Выбор имени Иоанна подчеркивает, что Бог познал Иоанна, как Он познал Иеремию: "Прежде нежели Я образовал тебя во чреве, Я познал тебя" (Иер. 1.5); для него нет другого пути, так как он - Вестник. В имени судьба дана в зародыше, потеп est omen [имя есть предзнаменование]. "И ...не поверил словам моим, которые сбудутся в свое время" (Лк. 1.20). "И был страх на всех ...что будет младенец сей?" (Лк. 1.65-66). Знамения сопутствуют ему, "И рука Господня была с ним" (Лк.1.66); он сам становится этой рукой, перстом Господним, чтобы указать на Него и сказать: "...вот Агнец Божий" (Ин.1.36).
Захария (Лк. 1.67-79) воспел мессианскую хвалебную песнь. Рождение Иоанна возвещает об имеющем быть рождении Другого. В лице Захарии - священника храм Ветхого Завета преклоняется перед Пришествием этого Другого и приветствует Предтечу - того, кто приходит, чтобы: "Дать уразуметь народу Его спасение" (Лк.1.77), возвестить посещение Востока свыше (Лк. 1.78). В богослужебных текстах он именуется "многосветлой звездой солнца", появление которой предшествует Утренней заре. "Младенец же возрастал и укреплялся духом" (Лк. 1.80), так же как и Другой Младенец: "Младенец же возрастал и укреплялся духом" (Лк.2.40). Линии этих двух судеб пересекутся.
"Он был в пустынях до дня явления своего Израилю" (Лк.1.80), "...был глагол Божий к Иоанну, сыну Захарии, в пустыне" (Лк.3.2). Пребывание в страшных местах предшествует пребыванию там Господа Иисуса Христа, который также "поведен был Духом в пустыню" (Лк.4.1). Именно в пустыне Иоанн начинает свою проповедь (Мф.3.1), крестит своих учеников (Мк.1.4), и его глас вопиет в пустыне (Ис.40.3).

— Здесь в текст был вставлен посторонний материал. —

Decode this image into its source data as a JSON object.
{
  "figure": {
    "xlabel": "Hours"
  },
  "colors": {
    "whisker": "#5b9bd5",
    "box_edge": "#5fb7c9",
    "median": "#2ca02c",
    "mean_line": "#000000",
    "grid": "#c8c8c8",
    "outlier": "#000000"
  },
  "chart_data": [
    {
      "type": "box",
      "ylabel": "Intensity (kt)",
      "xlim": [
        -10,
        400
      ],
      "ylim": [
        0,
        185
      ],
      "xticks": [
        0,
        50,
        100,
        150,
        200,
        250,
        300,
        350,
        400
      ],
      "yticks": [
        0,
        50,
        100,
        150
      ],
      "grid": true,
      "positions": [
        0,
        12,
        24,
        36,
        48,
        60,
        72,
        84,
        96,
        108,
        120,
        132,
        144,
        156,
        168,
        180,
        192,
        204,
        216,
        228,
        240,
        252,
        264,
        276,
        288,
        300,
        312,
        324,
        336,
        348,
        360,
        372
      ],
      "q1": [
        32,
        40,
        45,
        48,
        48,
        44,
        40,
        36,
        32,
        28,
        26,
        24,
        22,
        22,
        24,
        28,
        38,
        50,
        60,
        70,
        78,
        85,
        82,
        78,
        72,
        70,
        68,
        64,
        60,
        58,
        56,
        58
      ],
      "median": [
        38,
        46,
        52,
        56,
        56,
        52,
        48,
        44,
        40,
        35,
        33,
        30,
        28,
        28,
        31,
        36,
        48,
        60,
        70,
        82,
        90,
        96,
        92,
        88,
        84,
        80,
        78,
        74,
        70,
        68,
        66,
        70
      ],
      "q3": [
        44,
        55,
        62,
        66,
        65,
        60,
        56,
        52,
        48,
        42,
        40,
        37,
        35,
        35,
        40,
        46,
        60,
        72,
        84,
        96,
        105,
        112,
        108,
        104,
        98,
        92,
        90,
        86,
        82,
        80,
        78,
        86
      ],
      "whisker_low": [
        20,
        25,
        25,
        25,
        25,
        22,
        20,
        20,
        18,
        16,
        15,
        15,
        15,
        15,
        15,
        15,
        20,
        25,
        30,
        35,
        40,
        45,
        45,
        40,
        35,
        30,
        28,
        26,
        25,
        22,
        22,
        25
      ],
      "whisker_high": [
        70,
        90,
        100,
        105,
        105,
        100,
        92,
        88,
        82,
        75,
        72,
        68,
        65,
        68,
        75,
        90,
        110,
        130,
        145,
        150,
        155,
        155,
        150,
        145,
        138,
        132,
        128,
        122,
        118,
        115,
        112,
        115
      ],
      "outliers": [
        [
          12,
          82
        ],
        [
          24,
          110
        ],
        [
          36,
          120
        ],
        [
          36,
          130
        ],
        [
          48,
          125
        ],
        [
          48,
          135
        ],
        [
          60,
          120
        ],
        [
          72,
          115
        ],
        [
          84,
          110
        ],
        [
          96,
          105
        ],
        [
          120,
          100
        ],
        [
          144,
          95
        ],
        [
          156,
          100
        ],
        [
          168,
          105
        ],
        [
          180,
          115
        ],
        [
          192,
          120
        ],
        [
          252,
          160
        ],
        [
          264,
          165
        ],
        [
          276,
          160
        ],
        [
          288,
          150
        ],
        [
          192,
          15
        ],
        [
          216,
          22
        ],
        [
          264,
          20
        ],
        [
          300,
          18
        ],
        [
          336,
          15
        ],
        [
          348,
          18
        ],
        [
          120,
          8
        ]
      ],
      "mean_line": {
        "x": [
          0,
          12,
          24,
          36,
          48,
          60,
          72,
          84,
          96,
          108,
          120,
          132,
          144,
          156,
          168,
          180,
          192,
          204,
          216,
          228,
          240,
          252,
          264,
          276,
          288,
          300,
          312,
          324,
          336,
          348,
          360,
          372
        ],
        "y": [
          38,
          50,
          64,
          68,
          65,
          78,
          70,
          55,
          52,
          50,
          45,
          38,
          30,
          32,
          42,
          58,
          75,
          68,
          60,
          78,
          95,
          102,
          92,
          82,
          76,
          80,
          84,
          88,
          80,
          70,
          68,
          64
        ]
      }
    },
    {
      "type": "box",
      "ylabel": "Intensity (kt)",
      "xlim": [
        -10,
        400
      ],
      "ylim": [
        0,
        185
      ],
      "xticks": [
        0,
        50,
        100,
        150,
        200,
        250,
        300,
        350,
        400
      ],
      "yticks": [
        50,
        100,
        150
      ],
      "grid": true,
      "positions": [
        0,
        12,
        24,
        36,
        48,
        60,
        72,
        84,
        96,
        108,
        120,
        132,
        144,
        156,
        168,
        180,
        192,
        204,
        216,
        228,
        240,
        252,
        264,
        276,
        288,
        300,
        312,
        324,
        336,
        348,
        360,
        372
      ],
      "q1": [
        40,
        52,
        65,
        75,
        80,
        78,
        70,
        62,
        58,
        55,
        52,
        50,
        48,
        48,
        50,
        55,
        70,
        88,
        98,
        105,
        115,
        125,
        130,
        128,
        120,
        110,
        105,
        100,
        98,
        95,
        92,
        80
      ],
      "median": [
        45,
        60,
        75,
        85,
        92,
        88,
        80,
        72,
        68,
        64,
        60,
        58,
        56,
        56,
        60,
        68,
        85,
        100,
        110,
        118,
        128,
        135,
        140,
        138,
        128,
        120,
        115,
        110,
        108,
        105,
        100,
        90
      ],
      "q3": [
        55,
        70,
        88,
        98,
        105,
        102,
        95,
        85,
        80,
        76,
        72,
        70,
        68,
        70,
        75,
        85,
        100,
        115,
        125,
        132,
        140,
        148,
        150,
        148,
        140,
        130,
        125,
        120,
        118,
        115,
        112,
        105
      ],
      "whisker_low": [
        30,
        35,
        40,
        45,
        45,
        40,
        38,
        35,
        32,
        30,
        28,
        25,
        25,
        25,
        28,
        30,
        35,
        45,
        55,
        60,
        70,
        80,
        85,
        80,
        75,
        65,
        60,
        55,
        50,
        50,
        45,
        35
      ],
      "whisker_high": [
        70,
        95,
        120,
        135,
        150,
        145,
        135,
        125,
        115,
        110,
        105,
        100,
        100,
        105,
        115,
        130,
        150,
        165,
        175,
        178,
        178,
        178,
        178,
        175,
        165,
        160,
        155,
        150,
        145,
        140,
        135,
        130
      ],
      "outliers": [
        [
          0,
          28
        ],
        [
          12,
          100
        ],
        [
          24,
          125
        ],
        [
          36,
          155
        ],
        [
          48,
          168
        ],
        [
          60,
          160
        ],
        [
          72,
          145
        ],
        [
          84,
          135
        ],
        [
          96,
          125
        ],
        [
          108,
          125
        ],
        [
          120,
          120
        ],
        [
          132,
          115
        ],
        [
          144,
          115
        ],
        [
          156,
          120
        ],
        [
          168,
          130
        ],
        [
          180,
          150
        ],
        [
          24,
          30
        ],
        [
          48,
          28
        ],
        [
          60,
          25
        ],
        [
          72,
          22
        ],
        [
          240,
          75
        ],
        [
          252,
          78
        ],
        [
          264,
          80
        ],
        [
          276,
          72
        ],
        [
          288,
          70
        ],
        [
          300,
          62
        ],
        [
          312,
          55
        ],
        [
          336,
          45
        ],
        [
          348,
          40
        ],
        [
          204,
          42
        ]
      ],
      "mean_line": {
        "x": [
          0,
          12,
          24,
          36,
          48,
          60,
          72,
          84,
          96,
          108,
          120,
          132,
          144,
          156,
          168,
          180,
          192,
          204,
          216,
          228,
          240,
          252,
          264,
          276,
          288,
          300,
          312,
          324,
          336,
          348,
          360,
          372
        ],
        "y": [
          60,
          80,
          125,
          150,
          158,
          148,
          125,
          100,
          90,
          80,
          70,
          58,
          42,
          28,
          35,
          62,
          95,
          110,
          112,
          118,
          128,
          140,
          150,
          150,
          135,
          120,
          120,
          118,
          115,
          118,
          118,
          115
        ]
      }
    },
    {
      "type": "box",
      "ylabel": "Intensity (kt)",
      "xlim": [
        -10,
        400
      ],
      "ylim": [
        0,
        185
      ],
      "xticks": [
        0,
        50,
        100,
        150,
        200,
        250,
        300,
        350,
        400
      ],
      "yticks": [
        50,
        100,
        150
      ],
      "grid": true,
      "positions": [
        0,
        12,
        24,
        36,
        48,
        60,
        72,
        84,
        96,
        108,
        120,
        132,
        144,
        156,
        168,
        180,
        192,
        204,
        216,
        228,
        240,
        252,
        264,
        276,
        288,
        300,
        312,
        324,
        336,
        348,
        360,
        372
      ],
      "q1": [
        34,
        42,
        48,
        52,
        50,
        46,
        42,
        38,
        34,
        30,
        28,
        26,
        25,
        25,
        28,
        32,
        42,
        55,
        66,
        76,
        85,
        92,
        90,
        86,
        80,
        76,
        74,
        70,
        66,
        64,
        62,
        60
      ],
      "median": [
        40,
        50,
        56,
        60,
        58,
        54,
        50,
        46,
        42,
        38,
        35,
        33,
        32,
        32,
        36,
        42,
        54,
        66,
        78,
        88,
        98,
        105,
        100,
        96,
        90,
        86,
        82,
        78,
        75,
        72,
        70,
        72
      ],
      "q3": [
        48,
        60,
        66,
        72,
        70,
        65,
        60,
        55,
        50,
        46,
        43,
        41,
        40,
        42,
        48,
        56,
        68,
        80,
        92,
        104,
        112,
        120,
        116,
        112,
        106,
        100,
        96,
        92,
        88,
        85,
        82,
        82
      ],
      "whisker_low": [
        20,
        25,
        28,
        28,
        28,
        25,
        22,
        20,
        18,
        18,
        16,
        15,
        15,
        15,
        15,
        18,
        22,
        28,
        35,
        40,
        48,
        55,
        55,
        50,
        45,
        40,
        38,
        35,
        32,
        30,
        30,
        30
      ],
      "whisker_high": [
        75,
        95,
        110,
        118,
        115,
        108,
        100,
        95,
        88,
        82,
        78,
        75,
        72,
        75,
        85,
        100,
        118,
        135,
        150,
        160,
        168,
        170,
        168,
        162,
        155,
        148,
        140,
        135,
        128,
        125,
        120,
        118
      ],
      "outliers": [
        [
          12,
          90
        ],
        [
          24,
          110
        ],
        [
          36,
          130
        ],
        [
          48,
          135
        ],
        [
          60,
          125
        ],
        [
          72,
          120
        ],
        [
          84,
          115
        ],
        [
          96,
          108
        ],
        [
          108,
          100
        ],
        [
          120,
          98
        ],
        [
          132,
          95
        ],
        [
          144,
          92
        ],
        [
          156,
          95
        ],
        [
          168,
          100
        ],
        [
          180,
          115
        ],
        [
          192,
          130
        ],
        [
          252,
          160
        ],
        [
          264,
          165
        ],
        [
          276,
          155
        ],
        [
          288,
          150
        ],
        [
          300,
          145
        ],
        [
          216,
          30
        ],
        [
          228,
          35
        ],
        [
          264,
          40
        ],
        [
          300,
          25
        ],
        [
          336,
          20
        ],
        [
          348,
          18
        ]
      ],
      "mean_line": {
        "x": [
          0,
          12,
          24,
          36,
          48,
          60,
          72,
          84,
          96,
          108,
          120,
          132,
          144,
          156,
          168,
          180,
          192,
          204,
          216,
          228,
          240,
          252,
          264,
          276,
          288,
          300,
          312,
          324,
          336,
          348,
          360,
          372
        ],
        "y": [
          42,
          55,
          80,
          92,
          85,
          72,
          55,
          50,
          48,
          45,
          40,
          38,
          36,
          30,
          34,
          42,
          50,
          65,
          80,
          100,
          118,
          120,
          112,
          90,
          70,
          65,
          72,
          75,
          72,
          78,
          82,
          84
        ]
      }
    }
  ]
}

Все его существо откликается на зов пустыни; эта единственная в своем роде величественная фигура являет человека, как бы высушенного и выжженного внутренним пламенем аскетического очищения: "Иоанн имел одежду из верблюжьего волоса и пояс кожаный на чреслах своих; а пищею его были акриды и дикий мед" (Мф.3.4). И Господь говорит о нем: "...пришел Иоанн Креститель, ни хлеба не ест, ни вина не пьет" (Лк.7.33).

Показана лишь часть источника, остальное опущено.